Device Invented by Local Physician Receives FDA Clearance
Liquet™ Medical Inc.’s Versus™ Catheter enables new treatment category for blood clots in the lungs
Dr. Patrick Kelly of Dakota Vascular
Virginia-based medical device company Liquet Medical Inc. has received 510(k) clearance from the U.S. Food and Drug Administration for its Versus™ Catheter, a device patented by Sanford Health and invented by vascular surgeon Patrick Kelly, MD, during his employment as a Sanford physician. Dr. Kelly is now with Dakota Vascular in Sioux Falls.
This device is set to enhance the treatment of pulmonary artery blood clots by offering real-time pulmonary artery pressure measurements, empowering clinicians to optimize treatment based on individual patient responses. This novel technology enables a new treatment category called “Hemodynamics-Led Thrombolysis (HLT).”

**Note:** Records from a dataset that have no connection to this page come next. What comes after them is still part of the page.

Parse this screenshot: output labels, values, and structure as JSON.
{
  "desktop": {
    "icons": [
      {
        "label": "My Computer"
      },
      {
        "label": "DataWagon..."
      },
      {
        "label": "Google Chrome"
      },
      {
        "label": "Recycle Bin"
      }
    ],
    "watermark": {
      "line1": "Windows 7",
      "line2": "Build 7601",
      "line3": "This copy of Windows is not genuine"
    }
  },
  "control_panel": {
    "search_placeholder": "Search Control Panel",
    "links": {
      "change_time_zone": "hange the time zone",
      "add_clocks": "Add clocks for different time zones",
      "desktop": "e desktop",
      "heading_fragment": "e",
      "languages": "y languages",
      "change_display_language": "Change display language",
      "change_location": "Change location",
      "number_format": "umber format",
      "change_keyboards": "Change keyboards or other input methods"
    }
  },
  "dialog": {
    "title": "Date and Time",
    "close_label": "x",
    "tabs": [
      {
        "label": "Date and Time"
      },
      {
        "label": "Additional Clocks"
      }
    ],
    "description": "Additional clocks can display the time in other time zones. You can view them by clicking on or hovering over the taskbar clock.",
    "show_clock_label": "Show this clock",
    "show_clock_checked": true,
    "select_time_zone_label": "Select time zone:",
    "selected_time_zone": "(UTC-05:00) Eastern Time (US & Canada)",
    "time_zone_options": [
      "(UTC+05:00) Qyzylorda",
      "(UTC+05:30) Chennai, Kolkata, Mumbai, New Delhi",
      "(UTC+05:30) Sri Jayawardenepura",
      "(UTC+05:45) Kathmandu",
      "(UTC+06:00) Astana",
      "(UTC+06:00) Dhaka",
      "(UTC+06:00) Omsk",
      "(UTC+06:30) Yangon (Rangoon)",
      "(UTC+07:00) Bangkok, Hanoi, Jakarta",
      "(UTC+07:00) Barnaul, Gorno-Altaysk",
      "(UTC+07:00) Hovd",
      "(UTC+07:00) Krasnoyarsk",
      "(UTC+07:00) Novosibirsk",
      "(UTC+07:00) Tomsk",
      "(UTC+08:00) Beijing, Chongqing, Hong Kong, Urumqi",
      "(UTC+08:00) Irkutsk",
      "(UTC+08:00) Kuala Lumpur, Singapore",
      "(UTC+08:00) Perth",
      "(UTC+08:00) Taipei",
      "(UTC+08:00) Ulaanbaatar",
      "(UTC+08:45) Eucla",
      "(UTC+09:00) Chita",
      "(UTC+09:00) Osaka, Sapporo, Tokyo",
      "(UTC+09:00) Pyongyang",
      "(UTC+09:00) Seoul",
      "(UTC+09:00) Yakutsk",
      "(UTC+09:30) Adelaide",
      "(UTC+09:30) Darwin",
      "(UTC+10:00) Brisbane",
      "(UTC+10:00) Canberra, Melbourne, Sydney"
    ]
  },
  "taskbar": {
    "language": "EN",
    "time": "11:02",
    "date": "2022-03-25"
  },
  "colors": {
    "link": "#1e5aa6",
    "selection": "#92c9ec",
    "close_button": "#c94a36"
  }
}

“As a physician, I saw an opportunity to create a solution that puts actionable, real-time data into the hands of clinicians, allowing them to optimize clot treatment and improve outcomes for patients,” said Dr. Kelly. “The Liquet Versus™ Catheter is a culmination of years of work, and I am thrilled to see it gain FDA clearance and enter the market where it can make a life-changing impact.”
“The Versus™ Catheter will allow for a more data-centric approach to each individual patient suffering from blood clots in the lungs,” said Luke Wilkins, M.D., Interventional Radiologist at UVA Health who will be working closely with the Versus™ Catheter. “Hemodynamic-led thrombolytic therapy is an opportunity to potentially improve patient outcomes, and we are looking forward to studying this device.”
Key Features and Benefits of the Versus™ Catheter:
Real-Time Pulmonary Artery Pressure Monitoring: Provides physicians live data to assess patient hemodynamics before and during therapy to optimize treatment decisions.
Dual-Tip Telescoping Catheter: Enables simultaneous treatment of both lungs with a single device, offering access site alternatives to the physician, and improving healthcare efficiency.
Flexible Placement: Standard guidewire technique or flow-directed balloon placement.
“FDA 510(k) clearance is a significant milestone for Liquet Medical and enables the commercial release of the Versus™ Catheter to hospitals and clinics across the U.S.,” said John Schindler, CEO of Liquet Medical. “We believe this innovation has the potential to significantly improve patient outcomes, minimize risks, and reduce healthcare costs.”